Лермонтов, Гоголь, Некрасов, «Конек-горбунок» Ершова, «Снегурочка» Островского, Горький с его песнями и Данко, русские былины «Садко», «Алеша Попович», «Вольга Всеславович», «Дюк Степанович», русские сказки — это далеко не полный перечень тех сюжетов, которые пришли тогда в Палех наряду с пушкинскими, оттеснив все остальное.
Одним словом, мастера резко сменили тематику, отдав предпочтение сказочно-исторической литературе.

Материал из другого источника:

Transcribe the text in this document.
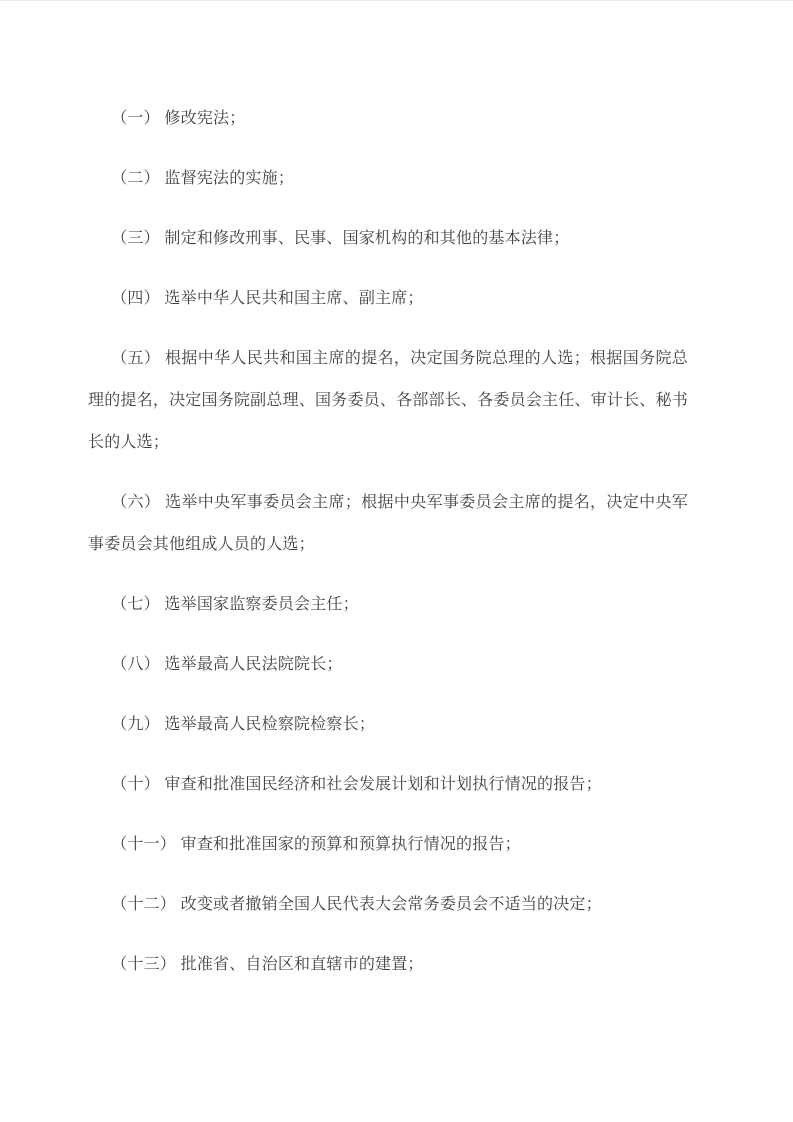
（一） 修改宪法；

（二） 监督宪法的实施；

（三） 制定和修改刑事、民事、国家机构的和其他的基本法律；

（四） 选举中华人民共和国主席、副主席；

（五） 根据中华人民共和国主席的提名，决定国务院总理的人选；根据国务院总理的提名，决定国务院副总理、国务委员、各部部长、各委员会主任、审计长、秘书长的人选；

（六） 选举中央军事委员会主席；根据中央军事委员会主席的提名，决定中央军事委员会其他组成人员的人选；

（七） 选举国家监察委员会主任；

（八） 选举最高人民法院院长；

（九） 选举最高人民检察院检察长；

（十） 审查和批准国民经济和社会发展计划和计划执行情况的报告；

（十一） 审查和批准国家的预算和预算执行情况的报告；

（十二） 改变或者撤销全国人民代表大会常务委员会不适当的决定；

（十三） 批准省、自治区和直辖市的建置；
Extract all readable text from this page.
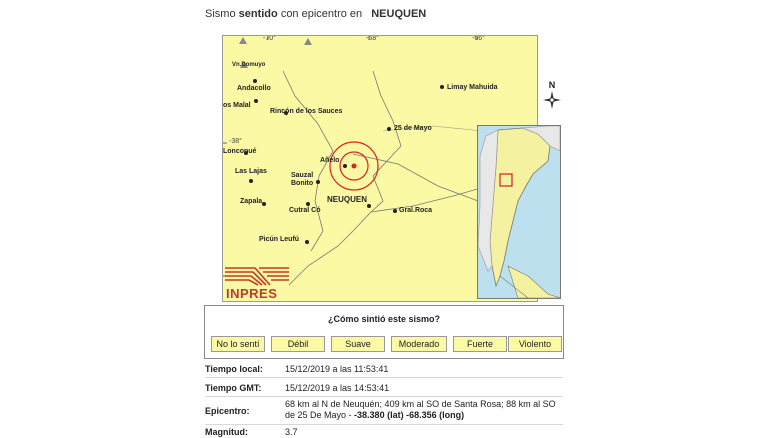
Sismo sentido con epicentro en NEUQUEN
-70°	-68°	-66°
-38°
Vn.Domuyo
Andacollo
os Malal
Rincón de los Sauces
Limay Mahuida
25 de Mayo
Loncopué
Las Lajas
Añelo
Sauzal
Bonito
Zapala
Cutral Có
NEUQUEN
Gral.Roca
Picún Leufú
N
INPRES
¿Cómo sintió este sismo?
No lo sentí	Débil	Suave	Moderado	Fuerte	Violento
Tiempo local:	15/12/2019 a las 11:53:41
Tiempo GMT:	15/12/2019 a las 14:53:41
Epicentro:
68 km al N de Neuquén; 409 km al SO de Santa Rosa; 88 km al SO de 25 De Mayo - -38.380 (lat) -68.356 (long)
Magnitud:	3.7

И ничего не изменили, ничего даже и не пытались менять в стилистике своего письма. Никакого «нового метода мышления» не искали. Как было раньше, так все и осталось. Но только теперь в пушкинских и всех других сказочно-исторических сюжетах их условное письмо и декоративная затейливость выглядели совершенно органичными, как будто специально для этих тем и рожденными. Совсем не то, что в отображении реальной жизни. То есть мастера непроизвольно схитрили: лишили своих противников возможности ругать их за стиль — сказка ведь, как же ее еще трактовать-то.